Os dois já estavam caminhando há muito tempo, sem qualquer tipo de aproximação ou contato, quando a enfurecida Aurélia percebeu que seria estúpido ignorá-lo, principalmente quando ele ficava encarando-a com aqueles olhos lindos.

— Afinal, por que mesmo você quer se tornar um caçador? Digo, com tantas coisas proveitosas, por que caçar pessoas? – Perguntou enfim.

— Aurélia, não caçamos pessoas. Caçamos criaturas monstruosas. – Ele disse de forma impensada.

— Então é isso que você me considera, uma mera criatura monstruosa? – Ela disse magoada, por mais que concordasse.

— Não, Aurélia. Você é apenas uma senhorita perdida, disso eu tenho certeza.

— E como você pode ter tanta certeza? Você nem ao menos viu minhas garras. – Disse mostrando para Fernando as mãos que vinha escondendo desde então, mas ele esboçou reação alguma. 

— C-omo assim? Não é possível...

— Agora você irá me entregar? – Aurélia perguntou prevendo a pior resposta. Fernando ainda confuso, e sem saber se deveria ser fiel à seus tios ou ajudar uma jovem que ele sabia ser do bem, apenas ficou calado. – Fernando, ás vezes o silêncio é suficiente. – Aurélia disse e saiu correndo floresta afora, sem se importar com o pé machucado, e Fernando apenas observou a linda moça partir.  

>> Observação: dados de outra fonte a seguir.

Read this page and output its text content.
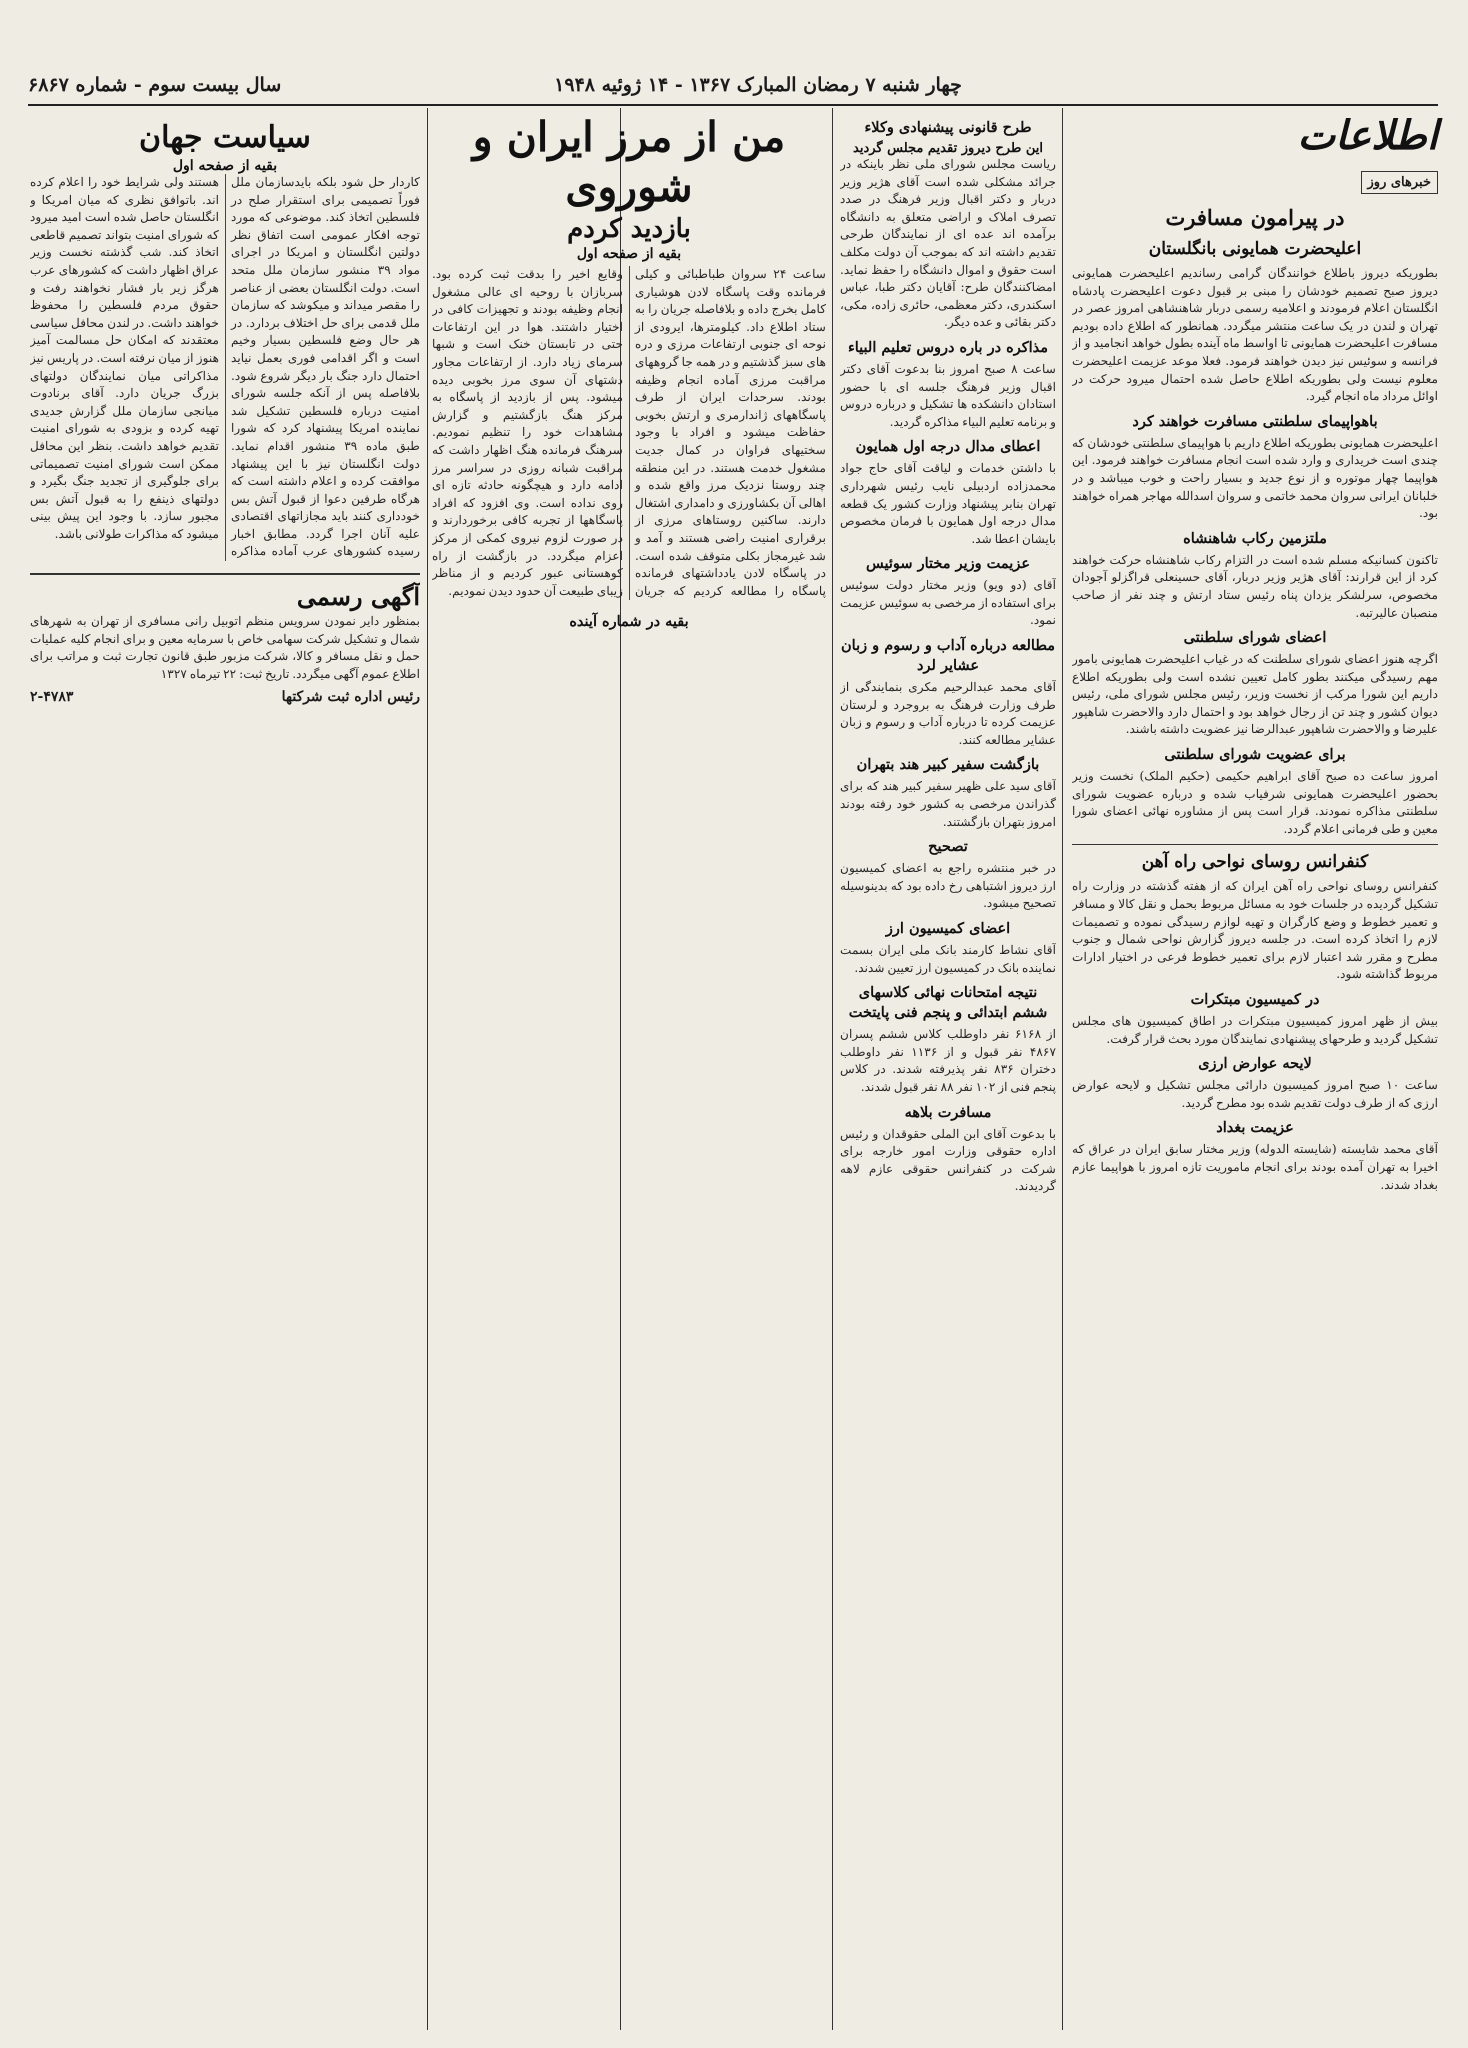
چهار شنبه ۷ رمضان المبارک ۱۳۶۷ - ۱۴ ژوئیه ۱۹۴۸
سال بیست سوم - شماره ۶۸۶۷
اطلاعات
خبرهای روز
در پیرامون مسافرت
اعلیحضرت همایونی بانگلستان
بطوریکه دیروز باطلاع خوانندگان گرامی رساندیم اعلیحضرت همایونی دیروز صبح تصمیم خودشان را مبنی بر قبول دعوت اعلیحضرت پادشاه انگلستان اعلام فرمودند و اعلامیه رسمی دربار شاهنشاهی امروز عصر در تهران و لندن در یک ساعت منتشر میگردد. همانطور که اطلاع داده بودیم مسافرت اعلیحضرت همایونی تا اواسط ماه آینده بطول خواهد انجامید و از فرانسه و سوئیس نیز دیدن خواهند فرمود. فعلا موعد عزیمت اعلیحضرت معلوم نیست ولی بطوریکه اطلاع حاصل شده احتمال میرود حرکت در اوائل مرداد ماه انجام گیرد.
باهواپیمای سلطنتی مسافرت خواهند کرد
اعلیحضرت همایونی بطوریکه اطلاع داریم با هواپیمای سلطنتی خودشان که چندی است خریداری و وارد شده است انجام مسافرت خواهند فرمود. این هواپیما چهار موتوره و از نوع جدید و بسیار راحت و خوب میباشد و در خلبانان ایرانی سروان محمد خاتمی و سروان اسدالله مهاجر همراه خواهند بود.
ملتزمین رکاب شاهنشاه
تاکنون کسانیکه مسلم شده است در التزام رکاب شاهنشاه حرکت خواهند کرد از این قرارند: آقای هژیر وزیر دربار، آقای حسینعلی قراگزلو آجودان مخصوص، سرلشکر یزدان پناه رئیس ستاد ارتش و چند نفر از صاحب منصبان عالیرتبه.
اعضای شورای سلطنتی
اگرچه هنوز اعضای شورای سلطنت که در غیاب اعلیحضرت همایونی بامور مهم رسیدگی میکنند بطور کامل تعیین نشده است ولی بطوریکه اطلاع داریم این شورا مرکب از نخست وزیر، رئیس مجلس شورای ملی، رئیس دیوان کشور و چند تن از رجال خواهد بود و احتمال دارد والاحضرت شاهپور علیرضا و والاحضرت شاهپور عبدالرضا نیز عضویت داشته باشند.
برای عضویت شورای سلطنتی
امروز ساعت ده صبح آقای ابراهیم حکیمی (حکیم الملک) نخست وزیر بحضور اعلیحضرت همایونی شرفیاب شده و درباره عضویت شورای سلطنتی مذاکره نمودند. قرار است پس از مشاوره نهائی اعضای شورا معین و طی فرمانی اعلام گردد.
کنفرانس روسای نواحی راه آهن
کنفرانس روسای نواحی راه آهن ایران که از هفته گذشته در وزارت راه تشکیل گردیده در جلسات خود به مسائل مربوط بحمل و نقل کالا و مسافر و تعمیر خطوط و وضع کارگران و تهیه لوازم رسیدگی نموده و تصمیمات لازم را اتخاذ کرده است. در جلسه دیروز گزارش نواحی شمال و جنوب مطرح و مقرر شد اعتبار لازم برای تعمیر خطوط فرعی در اختیار ادارات مربوط گذاشته شود.
در کمیسیون مبتکرات
بیش از ظهر امروز کمیسیون مبتکرات در اطاق کمیسیون های مجلس تشکیل گردید و طرحهای پیشنهادی نمایندگان مورد بحث قرار گرفت.
لایحه عوارض ارزی
ساعت ۱۰ صبح امروز کمیسیون دارائی مجلس تشکیل و لایحه عوارض ارزی که از طرف دولت تقدیم شده بود مطرح گردید.
عزیمت بغداد
آقای محمد شایسته (شایسته الدوله) وزیر مختار سابق ایران در عراق که اخیرا به تهران آمده بودند برای انجام ماموریت تازه امروز با هواپیما عازم بغداد شدند.
طرح قانونی پیشنهادی وکلاء
این طرح دیروز تقدیم مجلس گردید
ریاست مجلس شورای ملی نظر باینکه در جرائد مشکلی شده است آقای هژیر وزیر دربار و دکتر اقبال وزیر فرهنگ در صدد تصرف املاک و اراضی متعلق به دانشگاه برآمده اند عده ای از نمایندگان طرحی تقدیم داشته اند که بموجب آن دولت مکلف است حقوق و اموال دانشگاه را حفظ نماید. امضاکنندگان طرح: آقایان دکتر طبا، عباس اسکندری، دکتر معظمی، حائری زاده، مکی، دکتر بقائی و عده دیگر.
مذاکره در باره دروس تعلیم البیاء
ساعت ۸ صبح امروز بنا بدعوت آقای دکتر اقبال وزیر فرهنگ جلسه ای با حضور استادان دانشکده ها تشکیل و درباره دروس و برنامه تعلیم البیاء مذاکره گردید.
اعطای مدال درجه اول همایون
با داشتن خدمات و لیاقت آقای حاج جواد محمدزاده اردبیلی نایب رئیس شهرداری تهران بنابر پیشنهاد وزارت کشور یک قطعه مدال درجه اول همایون با فرمان مخصوص بایشان اعطا شد.
عزیمت وزیر مختار سوئیس
آقای (دو ویو) وزیر مختار دولت سوئیس برای استفاده از مرخصی به سوئیس عزیمت نمود.
مطالعه درباره آداب و رسوم و زبان عشایر لرد
آقای محمد عبدالرحیم مکری بنمایندگی از طرف وزارت فرهنگ به بروجرد و لرستان عزیمت کرده تا درباره آداب و رسوم و زبان عشایر مطالعه کنند.
بازگشت سفیر کبیر هند بتهران
آقای سید علی ظهیر سفیر کبیر هند که برای گذراندن مرخصی به کشور خود رفته بودند امروز بتهران بازگشتند.
تصحیح
در خبر منتشره راجع به اعضای کمیسیون ارز دیروز اشتباهی رخ داده بود که بدینوسیله تصحیح میشود.
اعضای کمیسیون ارز
آقای نشاط کارمند بانک ملی ایران بسمت نماینده بانک در کمیسیون ارز تعیین شدند.
نتیجه امتحانات نهائی کلاسهای ششم ابتدائی و پنجم فنی پایتخت
از ۶۱۶۸ نفر داوطلب کلاس ششم پسران ۴۸۶۷ نفر قبول و از ۱۱۳۶ نفر داوطلب دختران ۸۳۶ نفر پذیرفته شدند. در کلاس پنجم فنی از ۱۰۲ نفر ۸۸ نفر قبول شدند.
مسافرت بلاهه
با بدعوت آقای ابن الملی حقوقدان و رئیس اداره حقوقی وزارت امور خارجه برای شرکت در کنفرانس حقوقی عازم لاهه گردیدند.
من از مرز ایران و شوروی
بازدید کردم
بقیه از صفحه اول
ساعت ۲۴ سروان طباطبائی و کیلی فرمانده وقت پاسگاه لادن هوشیاری کامل بخرج داده و بلافاصله جریان را به ستاد اطلاع داد. کیلومترها، ایرودی از نوحه ای جنوبی ارتفاعات مرزی و دره های سبز گذشتیم و در همه جا گروههای مراقبت مرزی آماده انجام وظیفه بودند. سرحدات ایران از طرف پاسگاههای ژاندارمری و ارتش بخوبی حفاظت میشود و افراد با وجود سختیهای فراوان در کمال جدیت مشغول خدمت هستند. در این منطقه چند روستا نزدیک مرز واقع شده و اهالی آن بکشاورزی و دامداری اشتغال دارند. ساکنین روستاهای مرزی از برقراری امنیت راضی هستند و آمد و شد غیرمجاز بکلی متوقف شده است. در پاسگاه لادن یادداشتهای فرمانده پاسگاه را مطالعه کردیم که جریان وقایع اخیر را بدقت ثبت کرده بود. سربازان با روحیه ای عالی مشغول انجام وظیفه بودند و تجهیزات کافی در اختیار داشتند. هوا در این ارتفاعات حتی در تابستان خنک است و شبها سرمای زیاد دارد. از ارتفاعات مجاور دشتهای آن سوی مرز بخوبی دیده میشود. پس از بازدید از پاسگاه به مرکز هنگ بازگشتیم و گزارش مشاهدات خود را تنظیم نمودیم. سرهنگ فرمانده هنگ اظهار داشت که مراقبت شبانه روزی در سراسر مرز ادامه دارد و هیچگونه حادثه تازه ای روی نداده است. وی افزود که افراد پاسگاهها از تجربه کافی برخوردارند و در صورت لزوم نیروی کمکی از مرکز اعزام میگردد. در بازگشت از راه کوهستانی عبور کردیم و از مناظر زیبای طبیعت آن حدود دیدن نمودیم.
بقیه در شماره آینده
سیاست جهان
بقیه از صفحه اول
کاردار حل شود بلکه بایدسازمان ملل فوراً تصمیمی برای استقرار صلح در فلسطین اتخاذ کند. موضوعی که مورد توجه افکار عمومی است اتفاق نظر دولتین انگلستان و امریکا در اجرای مواد ۳۹ منشور سازمان ملل متحد است. دولت انگلستان بعضی از عناصر را مقصر میداند و میکوشد که سازمان ملل قدمی برای حل اختلاف بردارد. در هر حال وضع فلسطین بسیار وخیم است و اگر اقدامی فوری بعمل نیاید احتمال دارد جنگ بار دیگر شروع شود. بلافاصله پس از آنکه جلسه شورای امنیت درباره فلسطین تشکیل شد نماینده امریکا پیشنهاد کرد که شورا طبق ماده ۳۹ منشور اقدام نماید. دولت انگلستان نیز با این پیشنهاد موافقت کرده و اعلام داشته است که هرگاه طرفین دعوا از قبول آتش بس خودداری کنند باید مجازاتهای اقتصادی علیه آنان اجرا گردد. مطابق اخبار رسیده کشورهای عرب آماده مذاکره هستند ولی شرایط خود را اعلام کرده اند. باتوافق نظری که میان امریکا و انگلستان حاصل شده است امید میرود که شورای امنیت بتواند تصمیم قاطعی اتخاذ کند. شب گذشته نخست وزیر عراق اظهار داشت که کشورهای عرب هرگز زیر بار فشار نخواهند رفت و حقوق مردم فلسطین را محفوظ خواهند داشت. در لندن محافل سیاسی معتقدند که امکان حل مسالمت آمیز هنوز از میان نرفته است. در پاریس نیز مذاکراتی میان نمایندگان دولتهای بزرگ جریان دارد. آقای برنادوت میانجی سازمان ملل گزارش جدیدی تهیه کرده و بزودی به شورای امنیت تقدیم خواهد داشت. بنظر این محافل ممکن است شورای امنیت تصمیماتی برای جلوگیری از تجدید جنگ بگیرد و دولتهای ذینفع را به قبول آتش بس مجبور سازد. با وجود این پیش بینی میشود که مذاکرات طولانی باشد.
آگهی رسمی
بمنظور دایر نمودن سرویس منظم اتوبیل رانی مسافری از تهران به شهرهای شمال و تشکیل شرکت سهامی خاص با سرمایه معین و برای انجام کلیه عملیات حمل و نقل مسافر و کالا، شرکت مزبور طبق قانون تجارت ثبت و مراتب برای اطلاع عموم آگهی میگردد. تاریخ ثبت: ۲۲ تیرماه ۱۳۲۷
رئیس اداره ثبت شرکتها
۲-۴۷۸۳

Algumas horas depois, a jovem menina já não possuía forças para correr ou sequer caminhar, sem qualquer alimento e também sem saber controlar seus instintos de lobisomem, ela nem ao menos conseguiu curar o pé. Segundo todas as lendas que escutou sobre lobisomens, uma das principais características é a de cura. “Sou uma criatura tão fajuta que não posso nem ao menos me curar?” era a indagação que ela se fazia. Aurélia avistou pequenos cogumelos tão lindos que pareciam mágicos, e como a jovem pueril que era, comeu os cogumelos sem pensar duas vezes. Alguns minutos após ingerir os cogumelos tudo que conseguia visualizar era: ela e Fernando em um piquenique matinal, embaixo de uma enorme quaresmeira, sorrindo e dividindo uma maçã.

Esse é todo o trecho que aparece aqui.